Using Probabilistic Programs to Train Inductive Reasoning in Large Language Models

利用概率程序训练大语言模型的归纳推理能力

Abstract: Post-training Large Language Models (LLMs) for reasoning typically focuses on deductive tasks such as mathematics and coding where correctness is verifiable. Yet, many real-world reasoning problems are inductive: agents must infer uncertain beliefs from sparse, ambiguous observations. There are challenges to using standard fine-tuning methods for inductive reasoning, including difficulties in curating large-scale, high-quality labeled datasets and in handling targets that are inherently distributional.

摘要： 对大语言模型（LLM）进行推理能力的后训练，通常侧重于数学和编程等正确性可验证的演绎任务。然而，许多现实世界的推理问题属于归纳推理：智能体必须从稀疏、模糊的观察中推断出不确定的信念。使用标准的微调方法进行归纳推理存在诸多挑战，包括难以策划大规模、高质量的标注数据集，以及难以处理本质上呈分布式的目标。

In this work, we introduce a novel approach, called Program-based Posterior Training (PPT), to address these limitations: we use an LLM to generate diverse open-world scenarios as probabilistic programs, run probabilistic inference to produce distributional target responses to queries, and then fine-tune on these probabilistic soft labels.

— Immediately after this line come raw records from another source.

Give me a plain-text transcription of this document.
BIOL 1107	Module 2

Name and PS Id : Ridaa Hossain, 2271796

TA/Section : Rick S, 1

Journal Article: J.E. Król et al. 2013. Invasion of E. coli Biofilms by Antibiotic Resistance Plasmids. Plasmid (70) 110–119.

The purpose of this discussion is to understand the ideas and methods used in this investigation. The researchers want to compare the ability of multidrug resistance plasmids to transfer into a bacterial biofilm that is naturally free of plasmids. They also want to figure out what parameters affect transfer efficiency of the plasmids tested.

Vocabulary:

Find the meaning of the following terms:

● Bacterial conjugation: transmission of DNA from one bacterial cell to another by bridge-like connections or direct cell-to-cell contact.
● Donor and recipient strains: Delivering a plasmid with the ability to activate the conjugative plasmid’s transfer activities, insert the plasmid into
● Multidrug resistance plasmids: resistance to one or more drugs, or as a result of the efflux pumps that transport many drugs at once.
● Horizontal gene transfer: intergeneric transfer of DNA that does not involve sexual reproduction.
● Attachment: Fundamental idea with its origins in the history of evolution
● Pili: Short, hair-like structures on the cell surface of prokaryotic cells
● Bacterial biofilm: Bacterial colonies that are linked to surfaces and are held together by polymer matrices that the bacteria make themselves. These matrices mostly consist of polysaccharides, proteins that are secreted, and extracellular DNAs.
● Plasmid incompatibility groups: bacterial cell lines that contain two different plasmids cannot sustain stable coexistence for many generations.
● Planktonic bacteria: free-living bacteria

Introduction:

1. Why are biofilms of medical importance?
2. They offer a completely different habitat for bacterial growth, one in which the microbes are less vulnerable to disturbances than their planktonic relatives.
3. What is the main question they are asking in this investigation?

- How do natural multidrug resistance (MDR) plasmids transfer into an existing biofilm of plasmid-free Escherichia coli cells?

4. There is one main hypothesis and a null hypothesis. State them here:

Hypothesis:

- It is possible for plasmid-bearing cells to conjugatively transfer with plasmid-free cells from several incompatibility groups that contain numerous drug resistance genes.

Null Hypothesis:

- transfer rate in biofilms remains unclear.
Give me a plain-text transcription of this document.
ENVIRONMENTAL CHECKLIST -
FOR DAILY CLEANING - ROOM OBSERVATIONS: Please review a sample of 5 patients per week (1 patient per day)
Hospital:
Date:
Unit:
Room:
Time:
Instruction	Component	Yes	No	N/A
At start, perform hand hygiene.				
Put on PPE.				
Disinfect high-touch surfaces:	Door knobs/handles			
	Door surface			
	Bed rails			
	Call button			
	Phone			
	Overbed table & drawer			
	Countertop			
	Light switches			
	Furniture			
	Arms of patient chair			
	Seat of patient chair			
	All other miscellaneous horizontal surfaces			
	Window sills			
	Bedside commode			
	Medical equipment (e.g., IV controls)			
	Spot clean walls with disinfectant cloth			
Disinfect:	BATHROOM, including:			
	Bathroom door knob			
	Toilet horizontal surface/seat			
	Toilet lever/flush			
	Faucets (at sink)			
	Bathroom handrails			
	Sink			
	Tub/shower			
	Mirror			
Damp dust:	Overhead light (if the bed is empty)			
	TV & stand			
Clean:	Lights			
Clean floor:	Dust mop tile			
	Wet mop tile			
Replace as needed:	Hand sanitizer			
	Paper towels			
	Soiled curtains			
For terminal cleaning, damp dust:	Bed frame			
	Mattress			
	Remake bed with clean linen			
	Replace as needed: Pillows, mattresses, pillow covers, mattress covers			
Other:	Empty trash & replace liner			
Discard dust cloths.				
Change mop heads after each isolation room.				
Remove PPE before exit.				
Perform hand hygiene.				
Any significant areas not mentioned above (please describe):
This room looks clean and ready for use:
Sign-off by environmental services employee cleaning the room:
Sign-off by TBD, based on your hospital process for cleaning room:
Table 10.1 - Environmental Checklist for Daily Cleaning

在这项工作中，我们引入了一种名为“基于程序的后验训练”（Program-based Posterior Training, PPT）的新方法来解决这些局限性：我们利用大语言模型生成各种开放世界的场景作为概率程序，运行概率推理以产生针对查询的分布式目标响应，然后利用这些概率软标签进行微调。

Using this approach, we fine-tune LLMs on 10,000 programmatically generated scenarios and evaluate on held-out motifs, human-labeled judgments, and external benchmarks. Overall, PPT substantially improves estimation accuracy on held-out inductive tasks, increases alignment with human judgments, and transfers to external benchmarks for estimation and calibration.

通过这种方法，我们在 10,000 个程序生成的场景上对大语言模型进行了微调，并在留出的基序（motifs）、人工标注的判断以及外部基准测试上进行了评估。总体而言，PPT 显著提高了在留出归纳任务上的估计准确性，增强了与人类判断的一致性，并成功迁移到用于估计和校准的外部基准测试中。

Additionally, the gains in raw calibration are not subsumed by post-hoc temperature scaling, showing that the models have more deeply internalized uncertainty compared to output rescaling. Together, these results suggest that probabilistic-program-mediated fine-tuning is a promising approach for post-training LLMs to reliably perform approximate inductive inference.

此外，原始校准的提升并不能被事后的温度缩放（temperature scaling）所取代，这表明与输出重缩放相比，模型已经更深入地内化了不确定性。总之，这些结果表明，以概率程序为媒介的微调是训练大语言模型可靠地执行近似归纳推理的一种有前景的方法。